Charter mailings debate heats up
Charter school boosters are crying foul as city officials consider cutting them out of a widely used direct-mail marketing program.
Scores of city charter schools currently use a city-owned list to send direct-mail marketing materials to families through a company called Vanguard.
The practice, begun more than a decade ago, has drawn criticism from activists who say it siphons students away from traditional public schools, and Mayor de Blasio said at a town hall meeting in February that he’d look into changing it.
Now officials say the change could be coming soon, and charter advocates are organizing against it.
NYC Charter Center CEO James Merriman said barring the charters from the marketing program would keep thousands of city families who need access to charter schools in the dark.

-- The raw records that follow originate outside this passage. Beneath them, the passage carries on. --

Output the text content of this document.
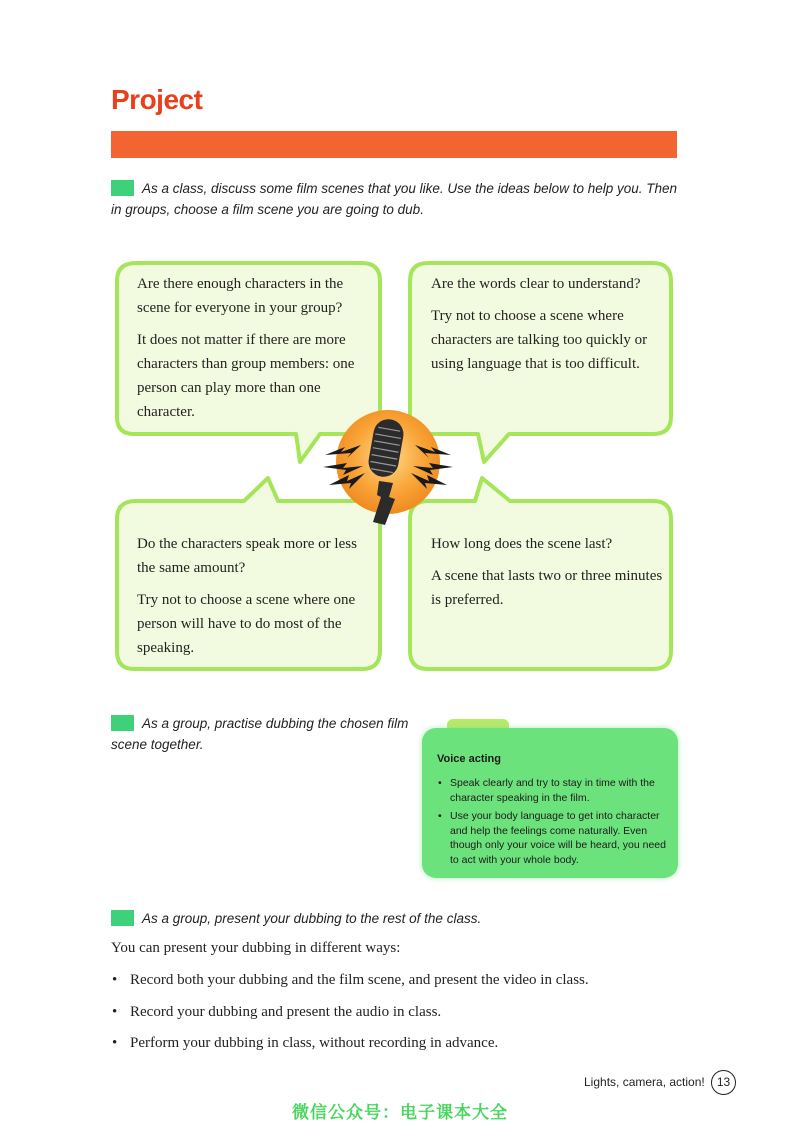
Project

As a class, discuss some film scenes that you like. Use the ideas below to help you. Then in groups, choose a film scene you are going to dub.

Are there enough characters in the scene for everyone in your group?

It does not matter if there are more characters than group members: one person can play more than one character.

Are the words clear to understand?

Try not to choose a scene where characters are talking too quickly or using language that is too difficult.

Do the characters speak more or less the same amount?

Try not to choose a scene where one person will have to do most of the speaking.

How long does the scene last?

A scene that lasts two or three minutes is preferred.

As a group, practise dubbing the chosen film scene together.

Voice acting
• Speak clearly and try to stay in time with the character speaking in the film.
• Use your body language to get into character and help the feelings come naturally. Even though only your voice will be heard, you need to act with your whole body.

As a group, present your dubbing to the rest of the class.

You can present your dubbing in different ways:

• Record both your dubbing and the film scene, and present the video in class.
• Record your dubbing and present the audio in class.
• Perform your dubbing in class, without recording in advance.
Lights, camera, action!	13
微信公众号：电子课本大全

“At its core, this policy reversal, which is being devised in secret, would be aimed specifically at ensuring that NYC families have less – not more – information about their school choices,” Merriman said. “By withholding information, the [Education Department] is holding parents hostage to their local district schools – many of which are low-performing.”
But critics of the arrangement say it gives charter schools an advantage because they send marketing materials to city families while district-run public schools traditionally do not.
Activist parents have complained about the data-sharing deal for years, and in 2017 a Manhattan mom named Johanna Garcia filed a federal complaint, claiming it violated student privacy.
A particularly irksome point in the deal for many parents is the fact that families are unable to opt out of the mailings or sharing of personal information, including students’ names, addresses and grades.
De Blasio, who is a longtime critic of the publicly funded, privately run charter schools, seemed poised to yank the city’s parent mailing list — with data on hundreds of thousands of city families — on Wednesday night, as city officials reached out to parent leaders in an attempt to drum up support.
But as of Thursday morning the city had tabled the idea, at least temporarily.
“We’re looking at that issue, and we have to come to a decision soon about how we have to handle it,” de Blasio said. “But there’s not a final decision.”
NeQuan McLean, a Brooklyn dad who co-chairs a citywide school board called the Education Council Consortium and is president of the Community Education Council in District 16, said he receives a couple of charter mailers a week.
“The Department of Education never had our permission, in the first place, to allow charter schools to access this personal information,” he said. “These charter schools are allowed to flood black and brown communities with their promotional materials, often full of exaggerations and lies, that the public schools cannot afford.”